No one had given Tushin orders where and at what to fire, but after consulting his sergeant major, Zakharchenko, for whom he had great respect, he had decided that it would be a good thing to set fire to the village. "Very good!" said Bagration in reply to the officer's report, and began deliberately to examine the whole battlefield extended before him. The French had advanced nearest on our right. Below the height on which the Kiev regiment was stationed, in the hollow where the rivulet flowed, the soul-stirring rolling and crackling of musketry was heard, and much farther to the right beyond the dragoons, the officer of the suite pointed out to Bagration a French column that was outflanking us. To the left the horizon bounded by the adjacent wood. Prince Bagration ordered two battalions from the center to be sent to reinforce the right flank. The officer of the suite ventured to remark to the prince that if these battalions went away, the guns would remain without support. Prince Bagration turned to the officer and with his dull eyes looked at him in silence. It seemed to Prince Andrew that the officer's remark was just and that really no answer could be made to it. But at that moment an adjutant galloped up with a message from the commander of the regiment in the hollow and news that immense masses of the French were coming down upon them and that his regiment was in disorder and was retreating upon the Kiev grenadiers. Prince Bagration bowed his head in sign of assent and approval. He rode off at a walk to the right and sent an adjutant to the dragoons with orders to attack the French. But this adjutant returned half an hour later with the news that the commander of the dragoons had already retreated beyond the dip in the ground, as a heavy fire had been opened on him and he was losing men uselessly, and so had hastened to throw some sharpshooters into the wood.
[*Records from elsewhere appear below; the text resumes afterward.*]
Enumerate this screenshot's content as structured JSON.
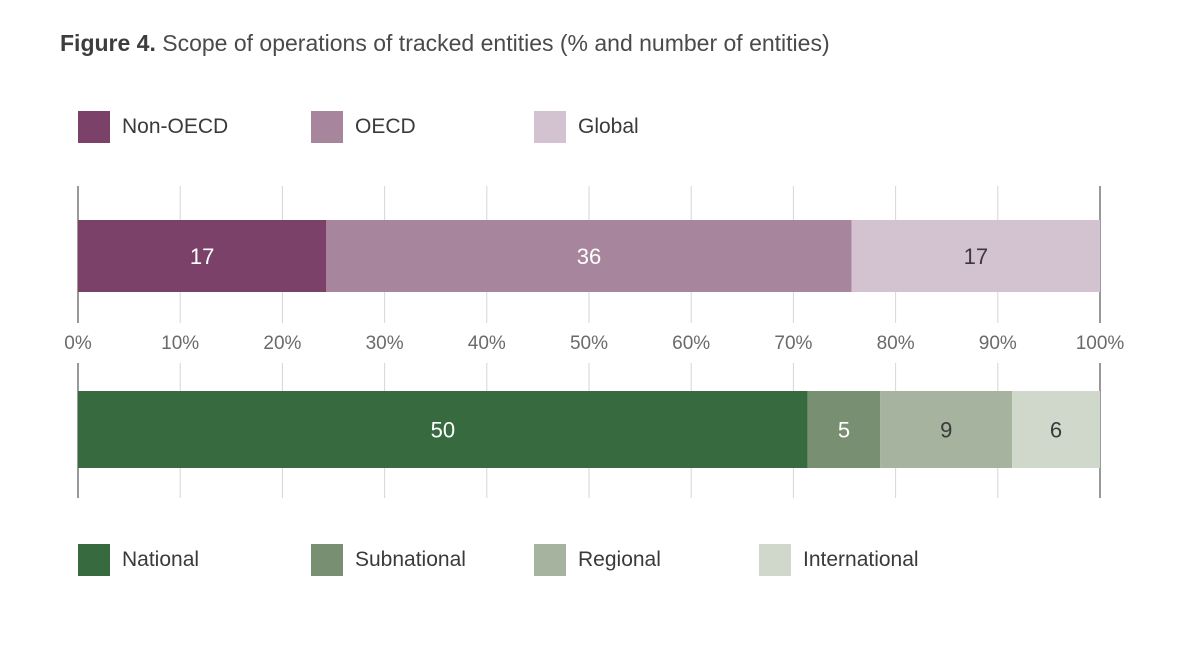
{
  "title": {
    "figure_label": "Figure 4.",
    "text": "Scope of operations of tracked entities (% and number of entities)"
  },
  "chart_data": {
    "type": "bar",
    "orientation": "horizontal",
    "stacked": true,
    "normalized": true,
    "xlim": [
      0,
      100
    ],
    "x_ticks": [
      "0%",
      "10%",
      "20%",
      "30%",
      "40%",
      "50%",
      "60%",
      "70%",
      "80%",
      "90%",
      "100%"
    ],
    "grid": "vertical",
    "bars": [
      {
        "segments": [
          {
            "name": "Non-OECD",
            "count": 17,
            "percent": 24.3,
            "color": "#7b4169",
            "label_color": "#ffffff"
          },
          {
            "name": "OECD",
            "count": 36,
            "percent": 51.4,
            "color": "#a7869d",
            "label_color": "#ffffff"
          },
          {
            "name": "Global",
            "count": 17,
            "percent": 24.3,
            "color": "#d3c3d0",
            "label_color": "#3a3a3a"
          }
        ],
        "legend_placement": "top"
      },
      {
        "segments": [
          {
            "name": "National",
            "count": 50,
            "percent": 71.4,
            "color": "#386a3f",
            "label_color": "#ffffff"
          },
          {
            "name": "Subnational",
            "count": 5,
            "percent": 7.1,
            "color": "#788f72",
            "label_color": "#ffffff"
          },
          {
            "name": "Regional",
            "count": 9,
            "percent": 12.9,
            "color": "#a6b39e",
            "label_color": "#3a3a3a"
          },
          {
            "name": "International",
            "count": 6,
            "percent": 8.6,
            "color": "#d0d8cb",
            "label_color": "#3a3a3a"
          }
        ],
        "legend_placement": "bottom"
      }
    ]
  }
}
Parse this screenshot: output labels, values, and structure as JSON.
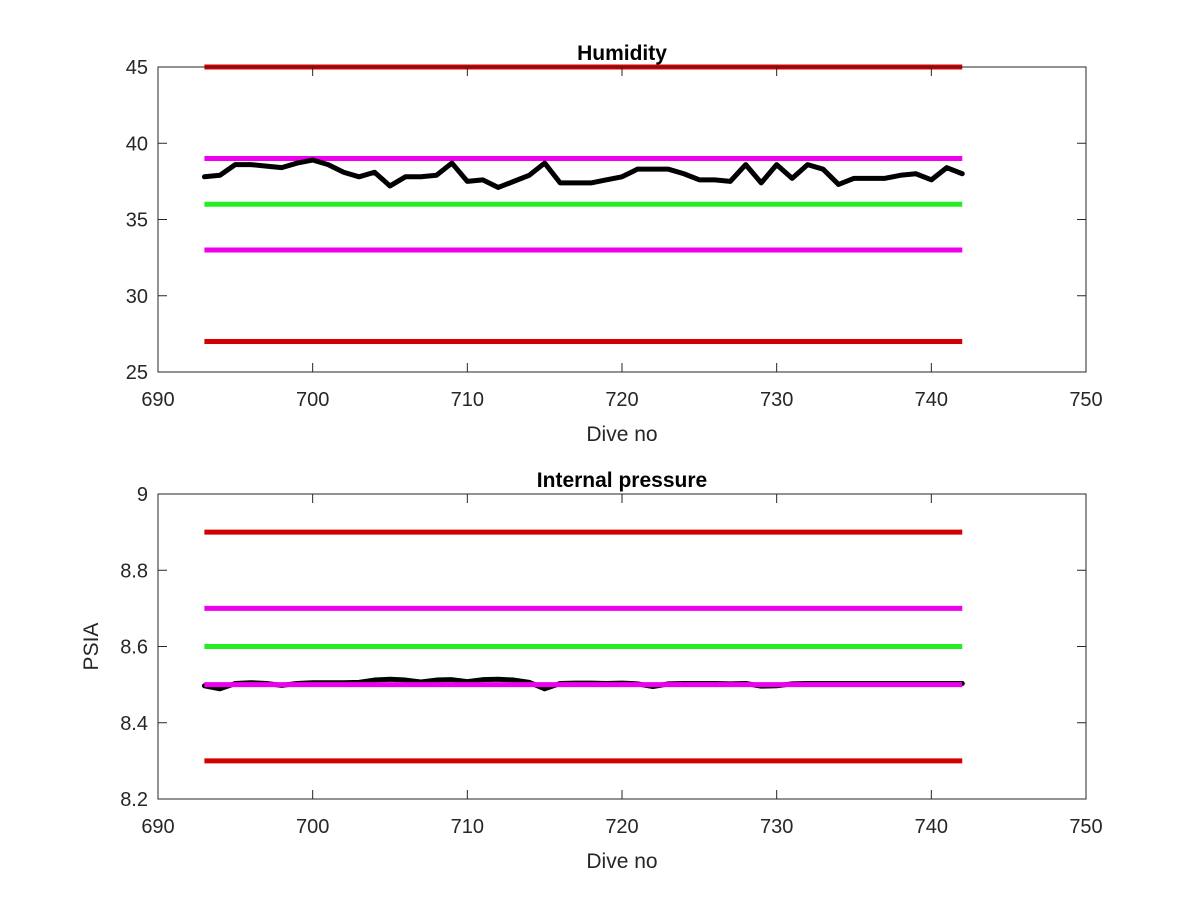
{
  "chart_data": [
    {
      "type": "line",
      "title": "Humidity",
      "xlabel": "Dive no",
      "ylabel": "",
      "xlim": [
        690,
        750
      ],
      "ylim": [
        25,
        45
      ],
      "xticks": [
        690,
        700,
        710,
        720,
        730,
        740,
        750
      ],
      "yticks": [
        25,
        30,
        35,
        40,
        45
      ],
      "grid": false,
      "threshold_lines": [
        {
          "y": 45,
          "x": [
            693,
            742
          ],
          "color": "#d40000"
        },
        {
          "y": 39,
          "x": [
            693,
            742
          ],
          "color": "#ee00ee"
        },
        {
          "y": 36,
          "x": [
            693,
            742
          ],
          "color": "#22ee22"
        },
        {
          "y": 33,
          "x": [
            693,
            742
          ],
          "color": "#ee00ee"
        },
        {
          "y": 27,
          "x": [
            693,
            742
          ],
          "color": "#d40000"
        }
      ],
      "series": [
        {
          "color": "#000000",
          "x": [
            693,
            694,
            695,
            696,
            697,
            698,
            699,
            700,
            701,
            702,
            703,
            704,
            705,
            706,
            707,
            708,
            709,
            710,
            711,
            712,
            713,
            714,
            715,
            716,
            717,
            718,
            719,
            720,
            721,
            722,
            723,
            724,
            725,
            726,
            727,
            728,
            729,
            730,
            731,
            732,
            733,
            734,
            735,
            736,
            737,
            738,
            739,
            740,
            741,
            742
          ],
          "values": [
            37.8,
            37.9,
            38.6,
            38.6,
            38.5,
            38.4,
            38.7,
            38.9,
            38.6,
            38.1,
            37.8,
            38.1,
            37.2,
            37.8,
            37.8,
            37.9,
            38.7,
            37.5,
            37.6,
            37.1,
            37.5,
            37.9,
            38.7,
            37.4,
            37.4,
            37.4,
            37.6,
            37.8,
            38.3,
            38.3,
            38.3,
            38.0,
            37.6,
            37.6,
            37.5,
            38.6,
            37.4,
            38.6,
            37.7,
            38.6,
            38.3,
            37.3,
            37.7,
            37.7,
            37.7,
            37.9,
            38.0,
            37.6,
            38.4,
            38.0
          ]
        }
      ]
    },
    {
      "type": "line",
      "title": "Internal pressure",
      "xlabel": "Dive no",
      "ylabel": "PSIA",
      "xlim": [
        690,
        750
      ],
      "ylim": [
        8.2,
        9.0
      ],
      "xticks": [
        690,
        700,
        710,
        720,
        730,
        740,
        750
      ],
      "yticks": [
        8.2,
        8.4,
        8.6,
        8.8,
        9.0
      ],
      "ytick_labels": [
        "8.2",
        "8.4",
        "8.6",
        "8.8",
        "9"
      ],
      "grid": false,
      "threshold_lines": [
        {
          "y": 8.9,
          "x": [
            693,
            742
          ],
          "color": "#d40000"
        },
        {
          "y": 8.7,
          "x": [
            693,
            742
          ],
          "color": "#ee00ee"
        },
        {
          "y": 8.6,
          "x": [
            693,
            742
          ],
          "color": "#22ee22"
        },
        {
          "y": 8.3,
          "x": [
            693,
            742
          ],
          "color": "#d40000"
        }
      ],
      "series": [
        {
          "color": "#000000",
          "x": [
            693,
            694,
            695,
            696,
            697,
            698,
            699,
            700,
            701,
            702,
            703,
            704,
            705,
            706,
            707,
            708,
            709,
            710,
            711,
            712,
            713,
            714,
            715,
            716,
            717,
            718,
            719,
            720,
            721,
            722,
            723,
            724,
            725,
            726,
            727,
            728,
            729,
            730,
            731,
            732,
            733,
            734,
            735,
            736,
            737,
            738,
            739,
            740,
            741,
            742
          ],
          "values": [
            8.497,
            8.489,
            8.503,
            8.505,
            8.503,
            8.498,
            8.503,
            8.505,
            8.505,
            8.505,
            8.506,
            8.512,
            8.514,
            8.512,
            8.507,
            8.512,
            8.513,
            8.508,
            8.513,
            8.514,
            8.512,
            8.506,
            8.489,
            8.503,
            8.504,
            8.504,
            8.503,
            8.504,
            8.502,
            8.495,
            8.502,
            8.503,
            8.503,
            8.503,
            8.502,
            8.503,
            8.496,
            8.497,
            8.502,
            8.503,
            8.503,
            8.503,
            8.503,
            8.503,
            8.503,
            8.503,
            8.503,
            8.503,
            8.503,
            8.503
          ]
        }
      ],
      "overlay_lines": [
        {
          "y": 8.5,
          "x": [
            693,
            742
          ],
          "color": "#ee00ee"
        }
      ]
    }
  ]
}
"Very good!" said Bagration.
As he was leaving the battery, firing was heard on the left also, and as it was too far to the left flank for him to have time to go there himself, Prince Bagration sent Zherkov to tell the general in command (the one who had paraded his regiment before Kutuzov at Braunau) that he must retreat as quickly as possible behind the hollow in the rear, as the right flank would probably not be able to withstand the enemy's attack very long. About Tushin and the battalion that had been in support of his battery all was forgotten. Prince Andrew listened attentively to Bagration's colloquies with the commanding officers and the orders he gave them and, to his surprise, found that no orders were really given, but that Prince Bagration tried to make it appear that everything done by necessity, by accident, or by the will of subordinate commanders was done, if not by his direct command, at least in accord with his intentions. Prince Andrew noticed, however, that though what happened was due to chance and was independent of the commander's will, owing to the tact Bagration showed, his presence was very valuable. Officers who approached him with disturbed countenances became calm; soldiers and officers greeted him gaily, grew more cheerful in his presence, and were evidently anxious to display their courage before him.